DOW JONES NEWSWIRES 
 

El Paso Corp.'s (EP) second-quarter earnings fell 59% as an increase in profit at its pipeline business was more than offset by lower natural-gas prices, though profit exceeded expectations.

Chairman and Chief Executive Doug Foshee said the company has cut its drilling activity by about 70% since the third quarter of 2008.

Oil-and-gas companies have been hurt amid a glut of U.S. output and a collapse in industrial demand. El Paso and its peers have taken big write-downs to reflect the sagging prices. Companies that borrowed heavily to fund expansion were squeezed as credit markets tightened, though some have been able to tap credit and equity markets in recent months.

The largest U.S. natural gas producer reported a profit of $89 million, or 11 cents a share, down from $191 million, or 25 cents a share, a year earlier. Excluding hedging and other impacts, earnings fell to 25 cents from 39 cents.

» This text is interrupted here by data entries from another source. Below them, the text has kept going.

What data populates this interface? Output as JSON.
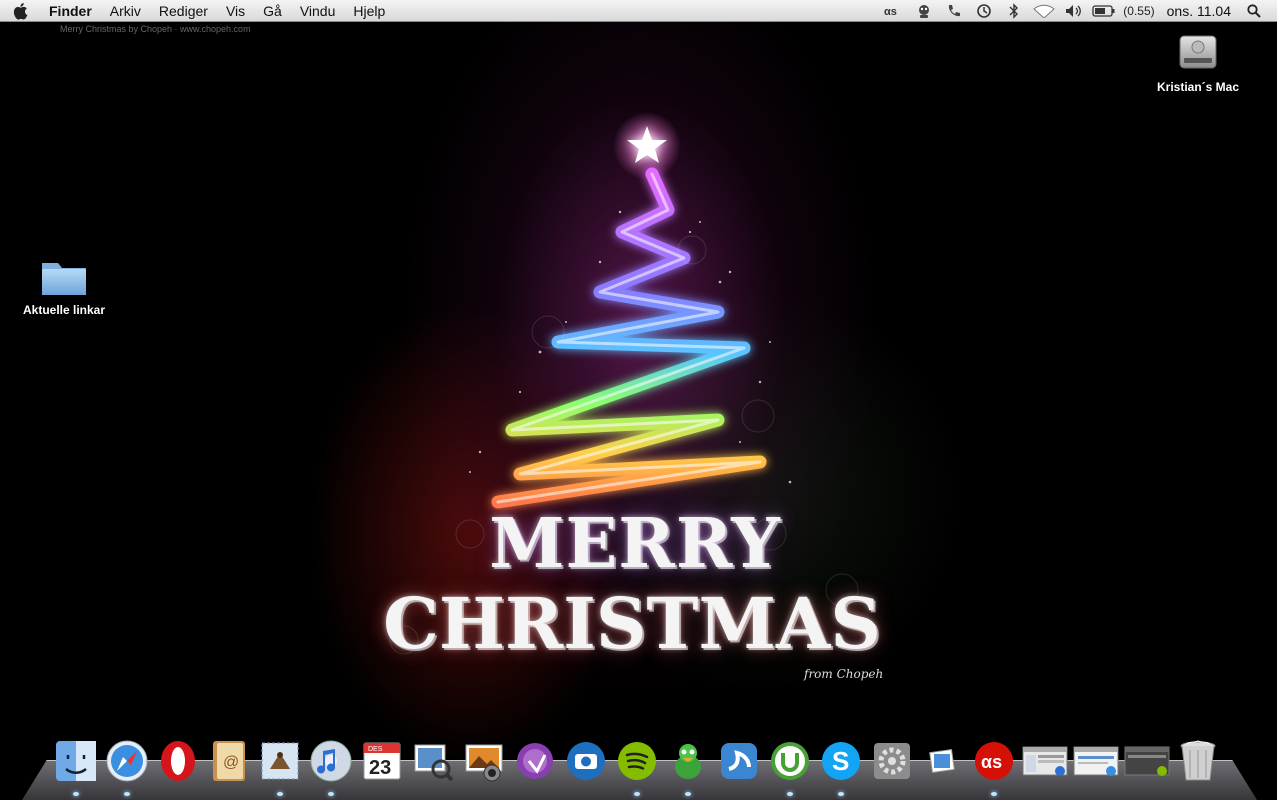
{
  "menubar": {
    "items": [
      "Finder",
      "Arkiv",
      "Rediger",
      "Vis",
      "Gå",
      "Vindu",
      "Hjelp"
    ],
    "status": {
      "lastfm_icon": "lastfm-icon",
      "adium_icon": "adium-duck-icon",
      "phone_icon": "phone-icon",
      "time_machine_icon": "time-machine-icon",
      "bluetooth_icon": "bluetooth-icon",
      "wifi_icon": "wifi-icon",
      "volume_icon": "volume-icon",
      "battery_icon": "battery-icon",
      "battery_text": "(0.55)",
      "clock": "ons. 11.04",
      "spotlight_icon": "spotlight-icon"
    }
  },
  "wallpaper": {
    "line1": "MERRY",
    "line2": "CHRISTMAS",
    "signature": "from Chopeh",
    "watermark": "Merry Christmas by Chopeh · www.chopeh.com"
  },
  "desktop": {
    "icons": [
      {
        "label": "Kristian´s Mac",
        "kind": "hard-drive-icon"
      },
      {
        "label": "Aktuelle linkar",
        "kind": "folder-icon"
      }
    ]
  },
  "dock": {
    "apps": [
      {
        "name": "finder",
        "running": true
      },
      {
        "name": "safari",
        "running": true
      },
      {
        "name": "opera",
        "running": false
      },
      {
        "name": "address-book",
        "running": false
      },
      {
        "name": "mail",
        "running": true
      },
      {
        "name": "itunes",
        "running": true
      },
      {
        "name": "ical",
        "running": false
      },
      {
        "name": "preview",
        "running": false
      },
      {
        "name": "iphoto",
        "running": false
      },
      {
        "name": "front-row",
        "running": false
      },
      {
        "name": "photo-booth",
        "running": false
      },
      {
        "name": "spotify",
        "running": true
      },
      {
        "name": "adium",
        "running": true
      },
      {
        "name": "textwrangler",
        "running": false
      },
      {
        "name": "utorrent",
        "running": true
      },
      {
        "name": "skype",
        "running": true
      },
      {
        "name": "system-preferences",
        "running": false
      },
      {
        "name": "picture-stack",
        "running": false
      },
      {
        "name": "lastfm",
        "running": true
      },
      {
        "name": "minimized-itunes-window",
        "running": false
      },
      {
        "name": "minimized-safari-window",
        "running": false
      },
      {
        "name": "minimized-spotify-window",
        "running": false
      },
      {
        "name": "trash",
        "running": false
      }
    ],
    "calendar_month": "DES",
    "calendar_day": "23"
  },
  "colors": {
    "menubar_top": "#f4f4f4",
    "menubar_bottom": "#d9d9d9",
    "desktop_bg": "#000000",
    "opera_red": "#d6141b",
    "spotify_green": "#84bd00",
    "skype_blue": "#12a5f4",
    "utorrent_green": "#48a136"
  }
}
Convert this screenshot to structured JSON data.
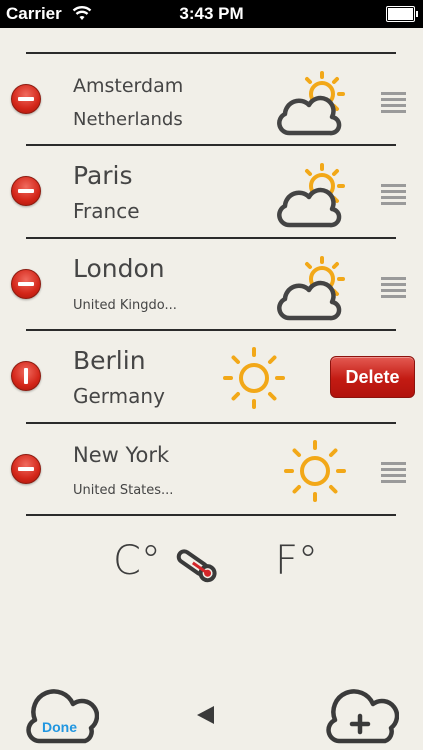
{
  "status_bar": {
    "carrier": "Carrier",
    "time": "3:43 PM"
  },
  "cities": [
    {
      "city": "Amsterdam",
      "country": "Netherlands",
      "weather": "partly-cloudy-icon"
    },
    {
      "city": "Paris",
      "country": "France",
      "weather": "partly-cloudy-icon"
    },
    {
      "city": "London",
      "country": "United Kingdo...",
      "weather": "partly-cloudy-icon"
    },
    {
      "city": "Berlin",
      "country": "Germany",
      "weather": "sun-icon"
    },
    {
      "city": "New York",
      "country": "United States...",
      "weather": "sun-icon"
    }
  ],
  "delete_label": "Delete",
  "units": {
    "celsius": "C°",
    "fahrenheit": "F°"
  },
  "toolbar": {
    "done_label": "Done"
  },
  "colors": {
    "accent": "#2196e0",
    "sun": "#f2a818",
    "delete": "#c31b13"
  }
}
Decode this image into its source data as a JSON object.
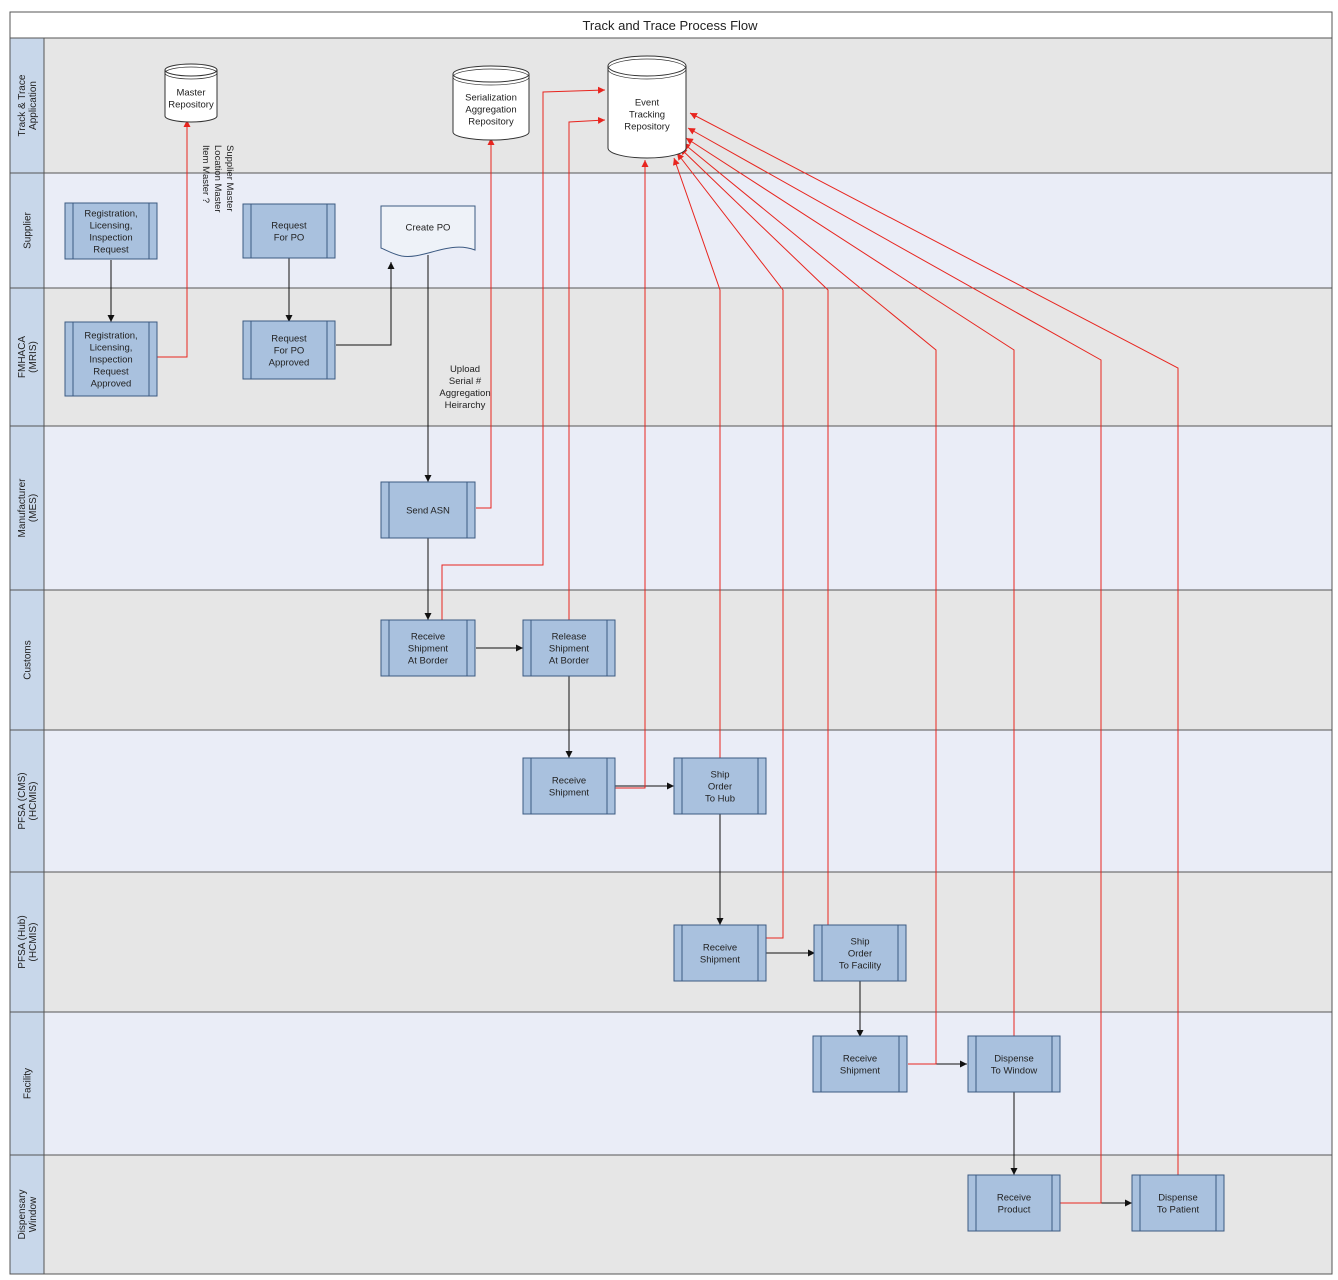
{
  "title": "Track and Trace Process Flow",
  "lanes": [
    {
      "id": "app",
      "label": [
        "Track & Trace",
        "Application"
      ],
      "band": "gray"
    },
    {
      "id": "supplier",
      "label": [
        "Supplier"
      ],
      "band": "blue"
    },
    {
      "id": "fmhaca",
      "label": [
        "FMHACA",
        "(MRIS)"
      ],
      "band": "gray"
    },
    {
      "id": "manufacturer",
      "label": [
        "Manufacturer",
        "(MES)"
      ],
      "band": "blue"
    },
    {
      "id": "customs",
      "label": [
        "Customs"
      ],
      "band": "gray"
    },
    {
      "id": "pfsa_cms",
      "label": [
        "PFSA (CMS)",
        "(HCMIS)"
      ],
      "band": "blue"
    },
    {
      "id": "pfsa_hub",
      "label": [
        "PFSA (Hub)",
        "(HCMIS)"
      ],
      "band": "gray"
    },
    {
      "id": "facility",
      "label": [
        "Facility"
      ],
      "band": "blue"
    },
    {
      "id": "dispensary",
      "label": [
        "Dispensary",
        "Window"
      ],
      "band": "gray"
    }
  ],
  "repositories": [
    {
      "id": "master",
      "lines": [
        "Master",
        "Repository"
      ]
    },
    {
      "id": "serial",
      "lines": [
        "Serialization",
        "Aggregation",
        "Repository"
      ]
    },
    {
      "id": "event",
      "lines": [
        "Event",
        "Tracking",
        "Repository"
      ]
    }
  ],
  "processes": [
    {
      "id": "reg_req",
      "lines": [
        "Registration,",
        "Licensing,",
        "Inspection",
        "Request"
      ]
    },
    {
      "id": "req_po",
      "lines": [
        "Request",
        "For PO"
      ]
    },
    {
      "id": "create_po",
      "lines": [
        "Create PO"
      ]
    },
    {
      "id": "reg_app",
      "lines": [
        "Registration,",
        "Licensing,",
        "Inspection",
        "Request",
        "Approved"
      ]
    },
    {
      "id": "po_app",
      "lines": [
        "Request",
        "For PO",
        "Approved"
      ]
    },
    {
      "id": "send_asn",
      "lines": [
        "Send ASN"
      ]
    },
    {
      "id": "recv_border",
      "lines": [
        "Receive",
        "Shipment",
        "At Border"
      ]
    },
    {
      "id": "rel_border",
      "lines": [
        "Release",
        "Shipment",
        "At Border"
      ]
    },
    {
      "id": "recv_cms",
      "lines": [
        "Receive",
        "Shipment"
      ]
    },
    {
      "id": "ship_hub",
      "lines": [
        "Ship",
        "Order",
        "To Hub"
      ]
    },
    {
      "id": "recv_hub",
      "lines": [
        "Receive",
        "Shipment"
      ]
    },
    {
      "id": "ship_fac",
      "lines": [
        "Ship",
        "Order",
        "To Facility"
      ]
    },
    {
      "id": "recv_fac",
      "lines": [
        "Receive",
        "Shipment"
      ]
    },
    {
      "id": "disp_win",
      "lines": [
        "Dispense",
        "To Window"
      ]
    },
    {
      "id": "recv_prod",
      "lines": [
        "Receive",
        "Product"
      ]
    },
    {
      "id": "disp_pat",
      "lines": [
        "Dispense",
        "To Patient"
      ]
    }
  ],
  "annotations": {
    "upload": [
      "Upload",
      "Serial #",
      "Aggregation",
      "Heirarchy"
    ],
    "supplier_master": [
      "Supplier Master",
      "Location Master",
      "Item Master ?"
    ]
  },
  "colors": {
    "process_fill": "#a9c1de",
    "process_stroke": "#3c5a82",
    "lane_gray": "#e6e6e6",
    "lane_blue": "#eaedf7",
    "label_col": "#c8d7ea",
    "black_arrow": "#111111",
    "red_arrow": "#e8251f"
  }
}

Revenue decreased 15% to $973 million.

Analysts polled by Thomson Reuters most recently were looking for earnings of 21 cents a share on revenue of $1.14 billion.

El Paso's exploration and production unit and its pipeline segment, the company's largest businesses, have been contributing similar revenue levels recently.

At its pipeline business, earnings rose 11% and volume fell 0.3%. Foshee noted Thursday that El Paso found a partner for one of its pipeline projects and brought two other projects into service during the quarter.

At its exploration and production business, profit tumbled 80% and sales fell 69% amid the commodity-price slump. Volume dropped 7.7%.

Shares closed at $10.17 on Wednesday and didn't trade premarket Thursday. The stock is down 40% the past year, though it has nearly doubled since March.